- Let’s try to avoid a security strategy that relies on a placebo effect.
- Assuming the worst is a good way to start the new year.
The Wall Street Journal ran an interesting article this week called “Why placebos work wonders.” It seems there is much more to the “placebo effect” than simply tricking someone into thinking they are getting a “real” drug. Research has shown that it doesn’t seem to matter whether patients know they are getting “real” treatment or a sugar pill. The body can benefit. I used to think about the placebo effect when I would take my very old dog in for acupuncture treatments. I assume that if they worked for him (and they did) then there must be more to acupuncture than just a placebo effect. Dogs need “real” treatments, while humans can benefit from both “real” and “fake” treatments. Some of the check box security products that enterprises spend their money on seem like fake treatments. This might be ok, if computers and networks were more like humans and less like dogs.
I have a friend in the alarm business. The kind you put in your home to go off if someone tries to break in. I asked him about installing one once and he said “let me just give you some of my company stickers. They are a great deterrent.” In other words, in the physical world, just the awareness (by criminals) of security protections is enough to deter crime. But do the burglars decide to go get real day jobs? Of course not – they just go look for houses without security systems. And so homes unprotected by security systems or dogs are the low hanging fruit of the burglar class. And because the population of burglars is relatively small, their work is relatively time intensive, and there is a cost if they are caught breaking into houses. This keeps houses with security systems and dogs pretty well protected. If only computers and networks were more like houses and hackers were more like burglars.

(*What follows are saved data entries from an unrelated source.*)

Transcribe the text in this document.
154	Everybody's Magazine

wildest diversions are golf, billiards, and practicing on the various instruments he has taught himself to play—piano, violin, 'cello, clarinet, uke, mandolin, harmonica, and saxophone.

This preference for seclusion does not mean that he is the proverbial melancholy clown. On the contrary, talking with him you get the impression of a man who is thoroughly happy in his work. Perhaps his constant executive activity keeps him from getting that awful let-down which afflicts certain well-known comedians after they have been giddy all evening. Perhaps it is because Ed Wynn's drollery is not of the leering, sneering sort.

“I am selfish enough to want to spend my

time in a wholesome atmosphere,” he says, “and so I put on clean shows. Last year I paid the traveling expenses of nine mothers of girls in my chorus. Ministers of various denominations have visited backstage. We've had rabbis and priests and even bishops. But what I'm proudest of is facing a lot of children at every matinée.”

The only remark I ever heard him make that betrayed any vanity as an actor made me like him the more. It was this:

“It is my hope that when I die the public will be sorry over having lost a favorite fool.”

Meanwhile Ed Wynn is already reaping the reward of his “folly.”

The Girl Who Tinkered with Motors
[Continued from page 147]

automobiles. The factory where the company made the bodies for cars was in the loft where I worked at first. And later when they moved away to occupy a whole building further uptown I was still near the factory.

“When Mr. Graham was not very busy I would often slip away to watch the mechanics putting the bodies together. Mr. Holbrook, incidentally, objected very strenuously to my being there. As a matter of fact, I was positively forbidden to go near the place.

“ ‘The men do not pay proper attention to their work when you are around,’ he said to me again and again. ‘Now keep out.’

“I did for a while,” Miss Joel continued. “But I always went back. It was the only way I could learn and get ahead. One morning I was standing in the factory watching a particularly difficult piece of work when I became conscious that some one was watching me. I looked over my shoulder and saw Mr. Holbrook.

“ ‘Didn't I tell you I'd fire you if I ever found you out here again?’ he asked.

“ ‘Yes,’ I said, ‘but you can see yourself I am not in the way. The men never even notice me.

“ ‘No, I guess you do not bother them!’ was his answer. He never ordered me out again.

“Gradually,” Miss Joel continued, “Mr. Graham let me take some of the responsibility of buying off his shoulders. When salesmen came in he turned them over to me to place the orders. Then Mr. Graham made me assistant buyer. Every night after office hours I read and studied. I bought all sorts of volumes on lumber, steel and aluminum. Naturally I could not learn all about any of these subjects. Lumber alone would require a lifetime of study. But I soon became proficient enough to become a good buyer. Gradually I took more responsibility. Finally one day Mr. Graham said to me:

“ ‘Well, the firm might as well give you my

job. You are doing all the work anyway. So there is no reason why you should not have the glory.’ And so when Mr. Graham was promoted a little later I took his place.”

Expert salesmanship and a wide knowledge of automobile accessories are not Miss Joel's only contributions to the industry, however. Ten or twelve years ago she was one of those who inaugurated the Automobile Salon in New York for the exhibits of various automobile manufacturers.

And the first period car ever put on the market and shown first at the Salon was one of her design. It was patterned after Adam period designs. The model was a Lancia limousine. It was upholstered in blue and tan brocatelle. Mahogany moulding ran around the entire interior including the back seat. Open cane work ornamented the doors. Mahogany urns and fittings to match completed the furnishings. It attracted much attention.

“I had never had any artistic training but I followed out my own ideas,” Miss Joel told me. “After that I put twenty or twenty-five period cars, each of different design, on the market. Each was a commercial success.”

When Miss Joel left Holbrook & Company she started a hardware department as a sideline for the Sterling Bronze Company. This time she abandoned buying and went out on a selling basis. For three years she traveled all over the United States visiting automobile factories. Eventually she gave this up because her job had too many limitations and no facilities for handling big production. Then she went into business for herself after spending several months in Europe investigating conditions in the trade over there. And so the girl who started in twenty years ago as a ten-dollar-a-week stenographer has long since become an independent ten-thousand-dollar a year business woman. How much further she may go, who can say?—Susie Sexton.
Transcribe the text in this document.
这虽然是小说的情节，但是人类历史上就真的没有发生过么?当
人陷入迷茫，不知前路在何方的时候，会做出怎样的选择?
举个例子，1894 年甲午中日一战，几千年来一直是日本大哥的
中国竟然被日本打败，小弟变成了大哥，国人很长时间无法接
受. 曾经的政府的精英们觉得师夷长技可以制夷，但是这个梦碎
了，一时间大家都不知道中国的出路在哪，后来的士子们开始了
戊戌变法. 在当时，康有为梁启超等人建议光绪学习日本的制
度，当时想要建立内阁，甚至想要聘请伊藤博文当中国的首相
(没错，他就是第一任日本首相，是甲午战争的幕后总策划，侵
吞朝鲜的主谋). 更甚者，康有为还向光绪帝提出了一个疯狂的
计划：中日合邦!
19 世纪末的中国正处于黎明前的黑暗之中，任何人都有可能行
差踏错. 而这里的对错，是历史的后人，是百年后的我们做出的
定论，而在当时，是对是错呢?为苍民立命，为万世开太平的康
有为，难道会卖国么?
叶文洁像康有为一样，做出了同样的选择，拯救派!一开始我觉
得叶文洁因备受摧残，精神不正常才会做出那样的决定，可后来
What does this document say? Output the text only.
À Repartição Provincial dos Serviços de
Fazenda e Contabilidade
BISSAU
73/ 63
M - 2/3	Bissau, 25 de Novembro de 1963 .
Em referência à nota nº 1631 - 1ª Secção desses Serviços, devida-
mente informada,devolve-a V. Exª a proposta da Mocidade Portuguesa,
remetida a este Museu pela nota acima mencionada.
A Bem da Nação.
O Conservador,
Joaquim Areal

Unfortunately, this is not the world we live in. We live in a world where IT security systems need to really work. There is no placebo benefit associated with IT security. There is also no benefit in hanging a sign that says “Protected by Vendor X.” No corporate network in the world is going to be left untested by hackers. (I don’t think I need to catalog the growth in malware, the sophistication of recent threats, the prominence of state sponsored and agenda driven hackers with skills, resources and patience.) This is the world we live in. A couple of days ago Mikko Hypponen, the chief research officer at F-Secure tweeted this to his 24,000 or so followers: “Q: How many of the Fortune 500 are compromised? A: 500”. At first blush, I thought it was the kind of statement that would start one of those endless Twitter wars, but as far as I can tell, no one (including me) argued the point. This is reality and this is the hard truth that vendors need to deliver to customers. Not by screaming APT and pointing toward a back catalog of well past peak threat products, but by thinking more about the big picture of network and system visibility. Vendors need to get serious about risk management and data-centric protection schemes. And they need to address remediation. I think the market needs a do over. Assume your customers’ networks/systems are compromised. Now what? And one more thing: Happy New Year.